Last summer, my mom’s older brother, Emil Johnson, came to visit and related a story about my great-grandmother, Emma Ella Wessel Johnson. I’d meant to share this then, but had forgotten some of the details, so I asked my aunt Jane (who is the official storyteller) to send me a copy, which I am using now as she has a great writer’s voice.

The story starts in Madison, South Dakota, around 1920. I am leaving out some of the last names :

There are lots of stories to tell about Emma. After her divorce from John Alfred Johnson (forever known as that SOB) she went to work as a housekeeper on a farm for two brothers Gus and Ed. It is said that the brothers took a new last name when they came to Germany, that they were shirttail royalty that fled Russia, but we have not confirmed that. Evidently, she was cohabiting with both of them because she found herself with child. There was competition for her affections. She told the men she would marry whichever one got the marriage license. They had a horse race to town and Ed won. Afterwards, “Sonny” was born and Ed was killed by someone with a shotgun. It was strongly suspected the gunman was the spurned brother Gus. There was a trial but not enough evidence to convict. The judge felt that Gus was guilty and told him to get out of town and never come back. Emil tells this was the beginning of Emma’s paranoia. She was afraid that Gus would come for her too. She used to take the boys out in the ditch at night so if Gus came for them he would look in the lighted farmhouse and not find them. Emil tells of being very poor. Meals were often lard sandwiches. Emma’s father told her to come back to Iowa and he would help them. The farm was leased and the land went back but Emma was able to sell the personal possessions and farm equipment. She bought a new Model T and a player piano and left with the four boys. The move didn’t work out for them so they later came back to Madison. The older boys grew up and married. Emma lived with Sonny until he married at age 38.

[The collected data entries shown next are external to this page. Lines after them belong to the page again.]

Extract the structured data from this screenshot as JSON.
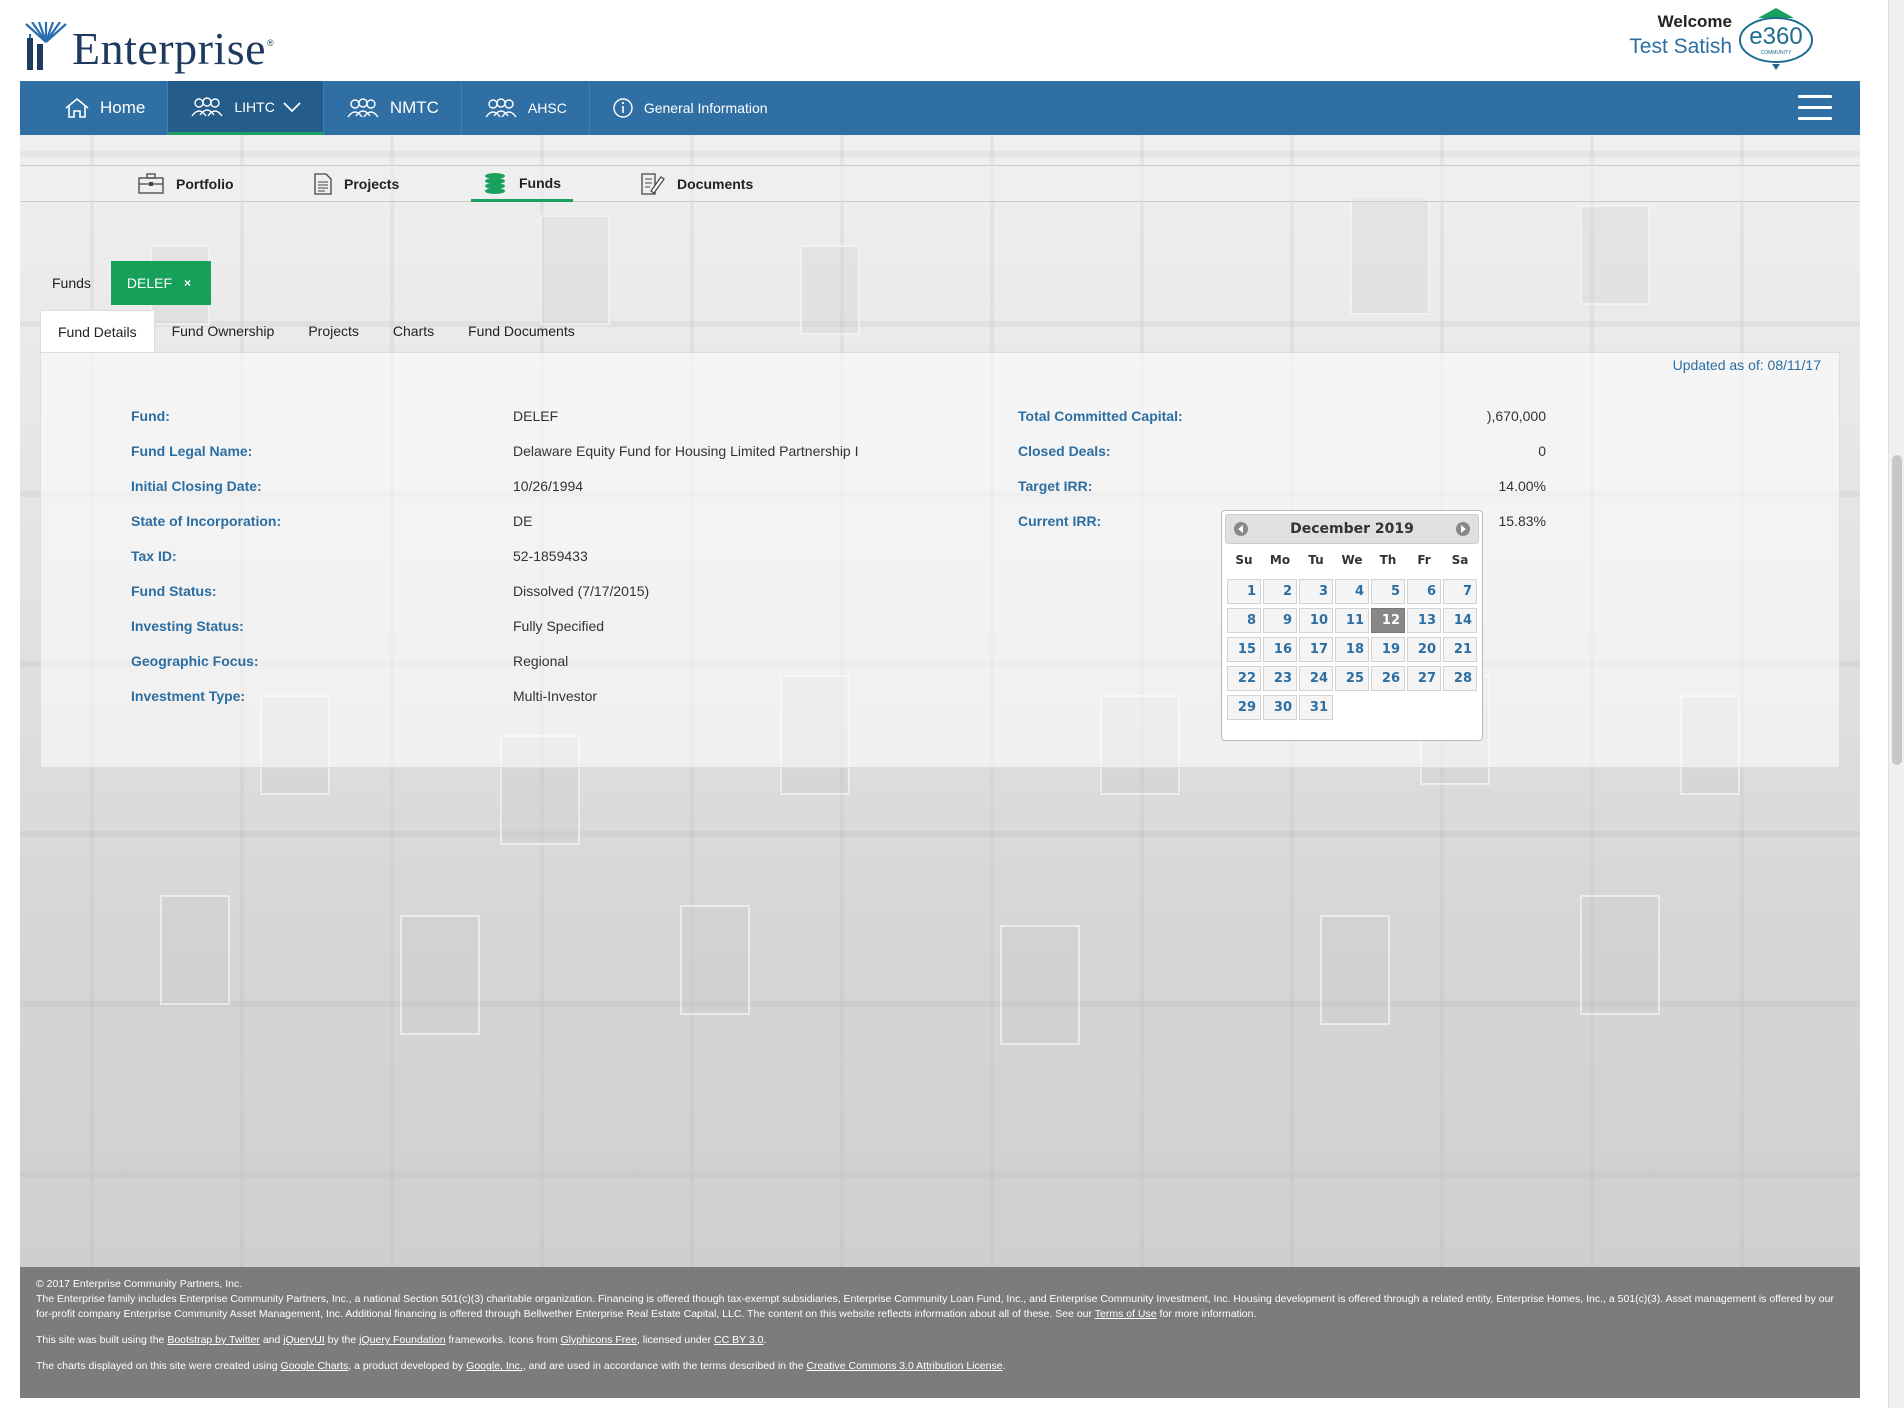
{
  "header": {
    "logo_text": "Enterprise",
    "logo_reg": "®",
    "welcome_label": "Welcome",
    "user_name": "Test Satish",
    "e360_text": "e360",
    "e360_sub": "COMMUNITY"
  },
  "topnav": {
    "items": [
      {
        "label": "Home",
        "icon": "home-icon"
      },
      {
        "label": "LIHTC",
        "icon": "people-icon",
        "active": true,
        "dropdown": true
      },
      {
        "label": "NMTC",
        "icon": "people-icon"
      },
      {
        "label": "AHSC",
        "icon": "people-icon"
      },
      {
        "label": "General Information",
        "icon": "info-icon"
      }
    ],
    "menu_icon": "hamburger-icon"
  },
  "subnav": {
    "items": [
      {
        "label": "Portfolio",
        "icon": "briefcase-icon"
      },
      {
        "label": "Projects",
        "icon": "document-icon"
      },
      {
        "label": "Funds",
        "icon": "coins-icon",
        "active": true
      },
      {
        "label": "Documents",
        "icon": "edit-document-icon"
      }
    ]
  },
  "fund_tabs": {
    "label": "Funds",
    "chip": "DELEF",
    "chip_close": "×"
  },
  "detail_tabs": [
    "Fund Details",
    "Fund Ownership",
    "Projects",
    "Charts",
    "Fund Documents"
  ],
  "fund_details": {
    "updated": "Updated as of: 08/11/17",
    "left": [
      {
        "label": "Fund:",
        "value": "DELEF"
      },
      {
        "label": "Fund Legal Name:",
        "value": "Delaware Equity Fund for Housing Limited Partnership I"
      },
      {
        "label": "Initial Closing Date:",
        "value": "10/26/1994"
      },
      {
        "label": "State of Incorporation:",
        "value": "DE"
      },
      {
        "label": "Tax ID:",
        "value": "52-1859433"
      },
      {
        "label": "Fund Status:",
        "value": "Dissolved (7/17/2015)"
      },
      {
        "label": "Investing Status:",
        "value": "Fully Specified"
      },
      {
        "label": "Geographic Focus:",
        "value": "Regional"
      },
      {
        "label": "Investment Type:",
        "value": "Multi-Investor"
      }
    ],
    "right": [
      {
        "label": "Total Committed Capital:",
        "value": "),670,000"
      },
      {
        "label": "Closed Deals:",
        "value": "0"
      },
      {
        "label": "Target IRR:",
        "value": "14.00%"
      },
      {
        "label": "Current IRR:",
        "value": "15.83%"
      }
    ]
  },
  "datepicker": {
    "title": "December 2019",
    "weekdays": [
      "Su",
      "Mo",
      "Tu",
      "We",
      "Th",
      "Fr",
      "Sa"
    ],
    "first_weekday_index": 0,
    "days_in_month": 31,
    "highlighted_day": 12
  },
  "footer": {
    "copyright": "© 2017 Enterprise Community Partners, Inc.",
    "disclaimer_1": "The Enterprise family includes Enterprise Community Partners, Inc., a national Section 501(c)(3) charitable organization. Financing is offered though tax-exempt subsidiaries, Enterprise Community Loan Fund, Inc., and Enterprise Community Investment, Inc. Housing development is offered through a related entity, Enterprise Homes, Inc., a 501(c)(3). Asset management is offered by our for-profit company Enterprise Community Asset Management, Inc. Additional financing is offered through Bellwether Enterprise Real Estate Capital, LLC. The content on this website reflects information about all of these. See our ",
    "terms_link": "Terms of Use",
    "disclaimer_2": " for more information.",
    "built_1": "This site was built using the ",
    "bootstrap_link": "Bootstrap by Twitter",
    "built_2": " and ",
    "jqueryui_link": "jQueryUI",
    "built_3": " by the ",
    "jqueryfoundation_link": "jQuery Foundation",
    "built_4": " frameworks. Icons from ",
    "glyphicons_link": "Glyphicons Free",
    "built_5": ", licensed under ",
    "ccby_link": "CC BY 3.0",
    "built_6": ".",
    "charts_1": "The charts displayed on this site were created using ",
    "googlecharts_link": "Google Charts",
    "charts_2": ", a product developed by ",
    "google_link": "Google, Inc.",
    "charts_3": ", and are used in accordance with the terms described in the ",
    "cc_attr_link": "Creative Commons 3.0 Attribution License",
    "charts_4": "."
  },
  "colors": {
    "nav_blue": "#2f6fa3",
    "accent_green": "#16a05a",
    "label_blue": "#2c6ea2",
    "footer_gray": "#7c7c7c"
  }
}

Whenever Emil’s daughters, Joan, and her older sister, Arlene, went to visit, Grandma (Emma) made them wear a scarf so their hair was hidden and the bad guys couldn’t find her with the girls with the red hair. Larry says she used to go watch the guys play ball. She would stay and watch from the car. If anybody came too close she would call them a summabitch.
On the other side the grandkids loved her. They would stay with her when Sonny was gone in the service. She always played board games with them. Of course she kept weapons under her pillow and in the door in case the bad guys came. Larry has nightmares to this day about someone coming after him with a knife that probably originated then.

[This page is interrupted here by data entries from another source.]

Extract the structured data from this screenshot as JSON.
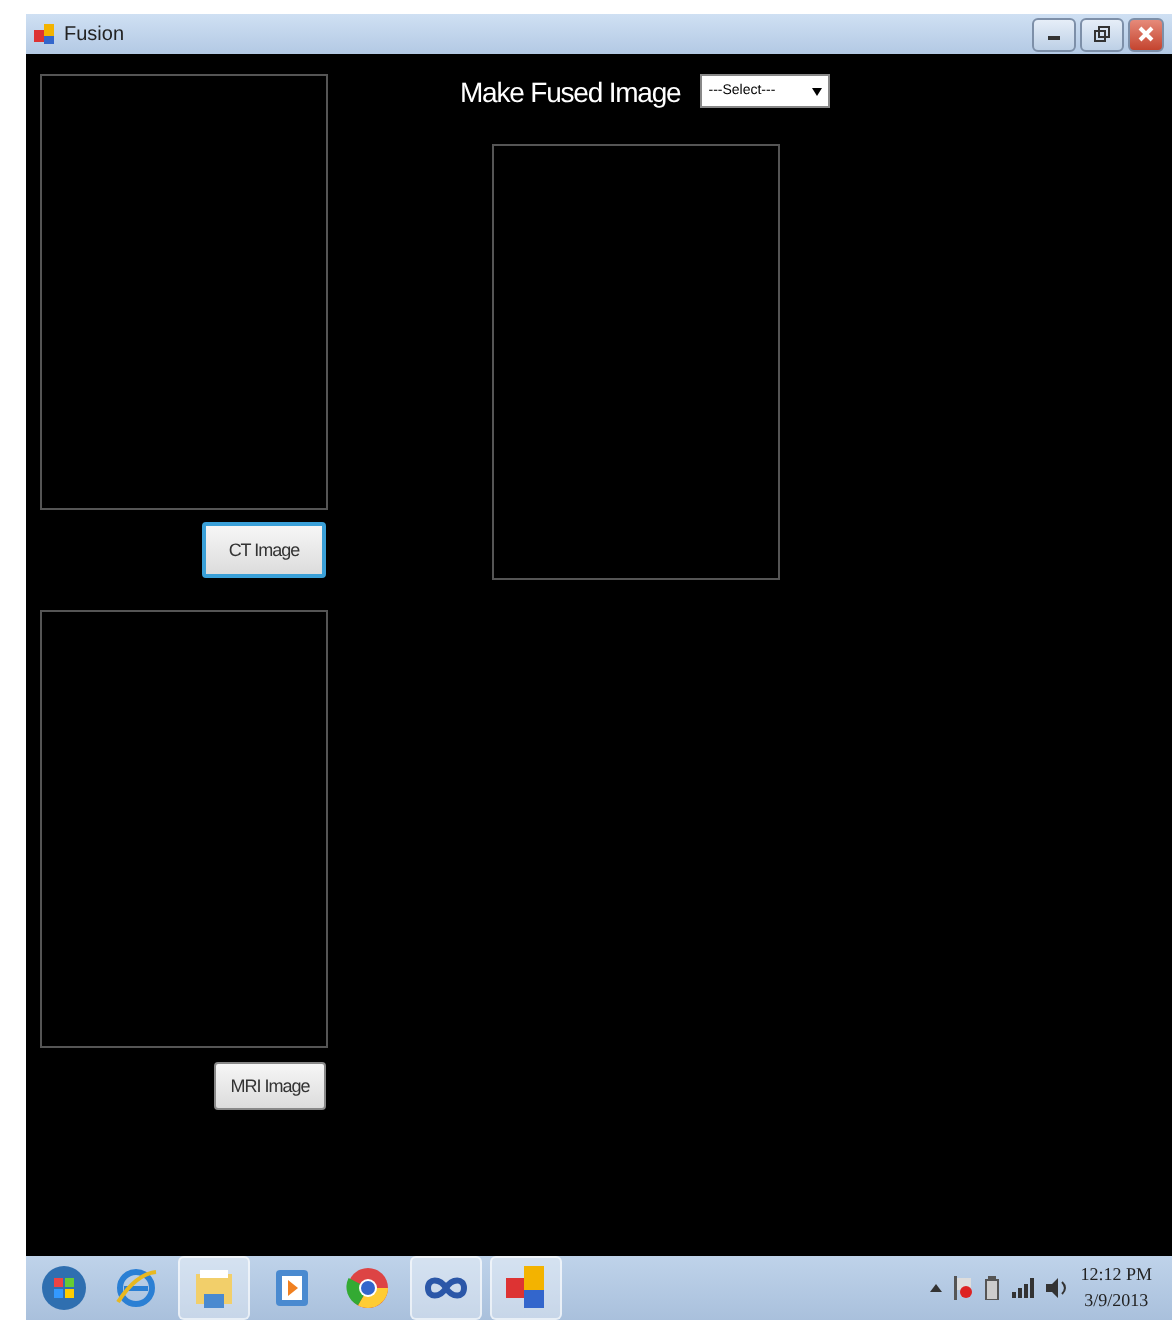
{
  "window": {
    "title": "Fusion"
  },
  "fuse": {
    "label": "Make Fused Image",
    "dropdown": {
      "value": "---Select---"
    }
  },
  "buttons": [
    {
      "label": "CT Image",
      "focused": true
    },
    {
      "label": "MRI Image",
      "focused": false
    }
  ],
  "taskbar": {
    "clock": {
      "time": "12:12 PM",
      "date": "3/9/2013"
    }
  }
}
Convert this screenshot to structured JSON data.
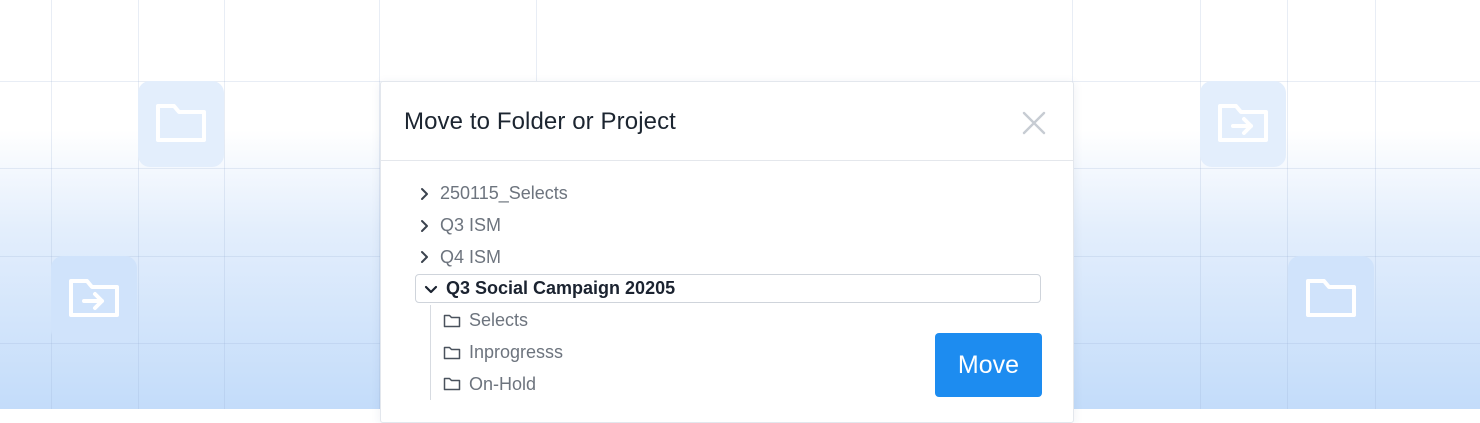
{
  "dialog": {
    "title": "Move to Folder or Project",
    "close_icon": "close-icon",
    "move_label": "Move"
  },
  "tree": {
    "items": [
      {
        "label": "250115_Selects",
        "expanded": false,
        "icon": "chevron-right-icon"
      },
      {
        "label": "Q3 ISM",
        "expanded": false,
        "icon": "chevron-right-icon"
      },
      {
        "label": "Q4 ISM",
        "expanded": false,
        "icon": "chevron-right-icon"
      },
      {
        "label": "Q3 Social Campaign 20205",
        "expanded": true,
        "selected": true,
        "icon": "chevron-down-icon"
      }
    ],
    "children": [
      {
        "label": "Selects",
        "icon": "folder-icon"
      },
      {
        "label": "Inprogresss",
        "icon": "folder-icon"
      },
      {
        "label": "On-Hold",
        "icon": "folder-icon"
      }
    ]
  },
  "colors": {
    "accent": "#1d8cf0",
    "background_top": "#ffffff",
    "background_bottom": "#c3dcfa",
    "tile": "#d0e3fb"
  },
  "decor": {
    "tiles": [
      "folder-icon",
      "folder-move-icon",
      "folder-move-icon",
      "folder-icon"
    ]
  }
}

When she was elderly she had a stroke and went to Bethel Home. There she was given the right meds and the paranoia and anxiety went away. Too bad it couldn’t have been treated so many years earlier!
The point to this story – is sometimes – by uncovering the past, you can explain why things happen. My mom suffered paranoia throughout her life until she died. The episodes came-and-went and I never understood why someone so positive and cheerful could become so different; it was like seeing two people. When my uncle told me this story, everything became blindingly clear. Sometimes the past has a way of creeping into our lives and we can find clues to it by knowing our family history, having a good relationship with ourselves, our loved ones, and perhaps a family physician. There are several books in the library’s collection on the topic of medical genetics, take a look.